[FFmpeg-devel] [PATCH 10/12] WMAPRO: use vector_clipf_interleave()

Tue Sep 29 22:52:29 CEST 2009

Sascha Sommer <saschasommer at freenet.de> writes:

> Hi,
>
> On Sonntag, 27. September 2009, Mans Rullgard wrote:
>> ---
>>  libavcodec/wmaprodec.c |   20 ++++++++------------
>>  1 files changed, 8 insertions(+), 12 deletions(-)
>>
>> diff --git a/libavcodec/wmaprodec.c b/libavcodec/wmaprodec.c
>> index a489047..ac559a4 100644
>> --- a/libavcodec/wmaprodec.c
>> +++ b/libavcodec/wmaprodec.c
>> @@ -221,6 +221,7 @@ typedef struct WMAProDecodeCtx {
>>      WMAProChannelGrp chgroup[WMAPRO_MAX_CHANNELS];  ///< channel group
>> information
>>
>>      WMAProChannelCtx channel[WMAPRO_MAX_CHANNELS];  ///< per channel data
>> +    const float      *channel_ptr[WMAPRO_MAX_CHANNELS];
>
> In other places the star follows directly after the data type.
> const float*     channel_ptr.

True.  I don't like that style as it is highly misleading, but I'll
change it to maintain consistency.

> Also a doxygen comment could be added.

Yes, it could...

>>  } WMAProDecodeCtx;
>>
>>
>> @@ -443,6 +444,9 @@ static av_cold int decode_init(AVCodecContext *avctx)
>>      for (i = 0; i < 33; i++)
>>          sin64[i] = sin(i*M_PI / 64.0);
>>
>> +    for (i = 0; i < WMAPRO_MAX_CHANNELS; i++)
>> +        s->channel_ptr[i] = s->channel[i].out;
>> +
>>      if (avctx->debug & FF_DEBUG_BITSTREAM)
>>          dump_context(s);
>>
>> @@ -1331,19 +1335,11 @@ static int decode_frame(WMAProDecodeCtx *s)
>>      }
>>
>>      /** interleave samples and write them to the output buffer */
>> -    for (i = 0; i < s->num_channels; i++) {
>> -        float* ptr;
>> -        int incr = s->num_channels;
>> -        float* iptr = s->channel[i].out;
>> -        int x;
>> -
>> -        ptr = s->samples + i;
>> -
>> -        for (x = 0; x < s->samples_per_frame; x++) {
>> -            *ptr = av_clipf(*iptr++, -1.0, 32767.0 / 32768.0);
>> -            ptr += incr;
>> -        }
>> +    s->dsp.vector_clipf_interleave(s->samples, s->channel_ptr,
>> +                                   -1.0, 32767.0 / 32768.0,
>> +                                   s->samples_per_frame, s->num_channels);
>>
>> +    for (i = 0; i < s->num_channels; i++) {
>>          /** reuse second half of the IMDCT output for the next frame */
>>          memcpy(&s->channel[i].out[0],
>>                 &s->channel[i].out[s->samples_per_frame],
>
> Ok.

Assuming the addition of this function to dsputil is ok, that is.

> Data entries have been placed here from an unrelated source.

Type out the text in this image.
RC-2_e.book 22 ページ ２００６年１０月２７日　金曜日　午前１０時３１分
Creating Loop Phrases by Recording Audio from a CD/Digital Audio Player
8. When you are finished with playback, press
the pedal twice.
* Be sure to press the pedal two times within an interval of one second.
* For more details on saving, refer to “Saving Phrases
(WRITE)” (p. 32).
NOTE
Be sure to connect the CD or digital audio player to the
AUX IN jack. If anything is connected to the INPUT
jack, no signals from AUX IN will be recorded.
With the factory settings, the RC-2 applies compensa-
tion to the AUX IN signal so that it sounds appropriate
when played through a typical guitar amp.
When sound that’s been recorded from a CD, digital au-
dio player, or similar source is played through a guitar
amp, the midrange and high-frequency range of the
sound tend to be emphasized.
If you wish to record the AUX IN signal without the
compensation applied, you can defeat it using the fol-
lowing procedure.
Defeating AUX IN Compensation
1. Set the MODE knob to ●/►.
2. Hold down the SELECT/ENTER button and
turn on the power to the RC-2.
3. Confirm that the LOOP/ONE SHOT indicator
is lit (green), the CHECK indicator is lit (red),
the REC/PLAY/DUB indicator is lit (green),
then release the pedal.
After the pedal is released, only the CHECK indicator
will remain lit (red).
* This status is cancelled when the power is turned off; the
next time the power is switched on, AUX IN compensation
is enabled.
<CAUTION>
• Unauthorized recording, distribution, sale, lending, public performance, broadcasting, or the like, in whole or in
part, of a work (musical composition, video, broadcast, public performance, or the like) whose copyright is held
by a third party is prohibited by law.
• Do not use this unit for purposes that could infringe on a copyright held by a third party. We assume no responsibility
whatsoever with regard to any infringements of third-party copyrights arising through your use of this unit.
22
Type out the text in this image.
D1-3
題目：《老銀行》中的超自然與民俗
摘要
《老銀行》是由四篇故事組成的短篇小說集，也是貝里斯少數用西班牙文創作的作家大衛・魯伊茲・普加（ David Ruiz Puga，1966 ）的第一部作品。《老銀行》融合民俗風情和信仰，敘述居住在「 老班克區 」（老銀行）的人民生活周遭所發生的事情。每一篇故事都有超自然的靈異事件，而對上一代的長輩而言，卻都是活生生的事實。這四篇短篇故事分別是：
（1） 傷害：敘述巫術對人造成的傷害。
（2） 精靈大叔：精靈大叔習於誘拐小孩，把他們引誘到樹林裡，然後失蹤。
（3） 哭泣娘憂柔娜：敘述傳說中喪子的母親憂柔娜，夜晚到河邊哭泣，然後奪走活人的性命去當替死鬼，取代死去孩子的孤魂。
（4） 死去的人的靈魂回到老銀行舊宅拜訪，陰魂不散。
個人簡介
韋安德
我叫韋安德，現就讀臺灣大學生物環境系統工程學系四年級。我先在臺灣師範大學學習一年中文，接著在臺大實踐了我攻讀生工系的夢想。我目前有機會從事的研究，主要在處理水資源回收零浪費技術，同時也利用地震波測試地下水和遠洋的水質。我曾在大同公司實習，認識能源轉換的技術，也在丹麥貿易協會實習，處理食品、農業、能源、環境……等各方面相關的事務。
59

> P.S: If you want a faster decoder you can try to output int16_t again.
> I don't know if such a patch would be acceptable for ffmpeg, however.

The trend seems to be to have floating-point output directly.  Speed
could be improved by optimising audioconvert.c, which is presently
totally devoid of any SIMD.  Decoding wmapro to int16 on Cortex-A8
spends, after my patches, 40% of the time there.

> Also the decoder currently always copies the frame data to a tmp buffer to 
> avoid problems with damaged streams that might cause overreads.
> This copy should only be needed when a frame crosses a packet boundary.

This should probably be done, although the benefit will be smaller
since it's a simple copy of compressed data.  The huge speedups I've
been getting with these patches are due to gcc being exceptionally bad
at floating-point maths.

-- 
M?ns Rullg?rd
mans at mansr.com